Le marché mondial de l'art a augmenté de 4 % en 2025 — sa première année de croissance en trois ans — atteignant une estimation de 59,6 milliards de dollars en ventes totales. C'est le principale enseignement du Rapport sur le marché de l'art 2026 d'Art Basel et UBS, et c'est le signe le plus encourageant que l'industrie ait vu depuis le début de la correction post-pandémie. Mais qu'est-ce que cela signifie réellement pour les artistes qui travaillent et qui ne vendent pas chez Christie's ?
Ce que disent réellement les chiffres
La reprise a été principalement alimentée par une hausse des ventes aux enchères publiques aux États-Unis et par une augmentation de l'activité des collectionneurs dans ce pays, qui reste le principal marché de l'art mondial. La croissance en Chine et au Royaume-Uni a été plus modérée. La Suisse et l'Autriche ont enregistré des hausses de 13 % d'une année sur l'autre, tandis que l'Allemagne a chuté de 10 %. L'auteure du rapport, Clare McAndrew d'Arts Economics, a qualifié 2025 de « un redressement bienvenu » — mais a souligné que le marché opère encore dans un environnement géopolitique volatile, notamment en ce qui concerne le commerce transfrontalier et les tarifs américains.
Le point de données le plus utile pour les artistes en activité : 43 % des galeristes s'attendent à voir leur chiffre d'affaires augmenter en 2026, contre seulement 33 % l'année précédente. C'est un changement de sentiment significatif, et cela a tendance à se répandre — lorsque les galeristes sont optimistes, ils prennent plus de risques avec les artistes émergents.
Le problème des tarifs dont personne ne parle
Le rapport souligne une vraie préoccupation qui n'est pas assez abordée dans les communautés d'artistes : l'augmentation de la complexité des transactions transfrontalières en raison des tarifs américains. Le marché de l'art dépend fortement de la circulation internationale — œuvres voyageant entre les foires, les galeries et les collectionneurs à travers les frontières. Un déplacement vers le protectionnisme et les ventes uniquement locales pourrait représenter des risques à long terme pour tout l'écosystème, y compris les artistes du marché intermédiaire qui dépendent de l'exposition internationale pour faire évoluer leur carrière.

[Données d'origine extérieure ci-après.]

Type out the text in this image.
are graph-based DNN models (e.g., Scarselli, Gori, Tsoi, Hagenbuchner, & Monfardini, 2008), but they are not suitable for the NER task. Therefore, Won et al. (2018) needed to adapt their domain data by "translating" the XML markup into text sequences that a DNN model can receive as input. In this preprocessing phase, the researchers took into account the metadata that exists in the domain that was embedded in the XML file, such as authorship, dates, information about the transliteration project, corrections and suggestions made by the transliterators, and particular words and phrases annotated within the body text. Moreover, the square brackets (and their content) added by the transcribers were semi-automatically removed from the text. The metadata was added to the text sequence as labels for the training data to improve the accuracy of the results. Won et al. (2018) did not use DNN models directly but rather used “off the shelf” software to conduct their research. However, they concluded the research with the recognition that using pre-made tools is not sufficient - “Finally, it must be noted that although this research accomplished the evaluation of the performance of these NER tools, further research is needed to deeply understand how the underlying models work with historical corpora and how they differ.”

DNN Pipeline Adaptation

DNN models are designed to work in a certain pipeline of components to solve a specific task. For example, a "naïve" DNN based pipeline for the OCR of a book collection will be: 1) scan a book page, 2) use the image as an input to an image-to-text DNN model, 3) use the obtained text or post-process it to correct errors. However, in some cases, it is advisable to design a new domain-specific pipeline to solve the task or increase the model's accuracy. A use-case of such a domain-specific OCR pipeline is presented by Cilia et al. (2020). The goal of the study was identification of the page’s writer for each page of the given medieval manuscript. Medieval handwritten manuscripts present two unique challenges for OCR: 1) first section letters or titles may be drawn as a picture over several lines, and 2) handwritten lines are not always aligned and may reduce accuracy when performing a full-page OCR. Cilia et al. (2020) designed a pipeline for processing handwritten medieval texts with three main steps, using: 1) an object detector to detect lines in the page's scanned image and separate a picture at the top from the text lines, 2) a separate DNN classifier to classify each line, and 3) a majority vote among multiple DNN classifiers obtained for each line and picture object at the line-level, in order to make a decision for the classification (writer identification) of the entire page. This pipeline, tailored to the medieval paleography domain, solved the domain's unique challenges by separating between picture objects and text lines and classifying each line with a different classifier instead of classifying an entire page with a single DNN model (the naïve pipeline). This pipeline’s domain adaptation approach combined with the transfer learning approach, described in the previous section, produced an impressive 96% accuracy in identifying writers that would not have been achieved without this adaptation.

Ce que cela signifie si vous ne vendez pas aux enchères
L'optimisme croissant des galeristes est une bonne nouvelle, mais cela ne se traduit pas automatiquement par plus de ventes pour les artistes indépendants. Ce que cela indique, c'est que l'appétit général pour la collection revient — et c'est dans cet environnement que les relations avec les galeries, les candidatures à des foires d'art, et les ventes en ligne ont tendance à s'améliorer. Si vous avez hésité à soumettre votre travail ou à approcher des galeries, les données suggèrent que le moment s'améliore.
Le rapport complet Art Basel et UBS sur le marché de l'art 2026 est disponible en téléchargement sur theartmarket.artbasel.com.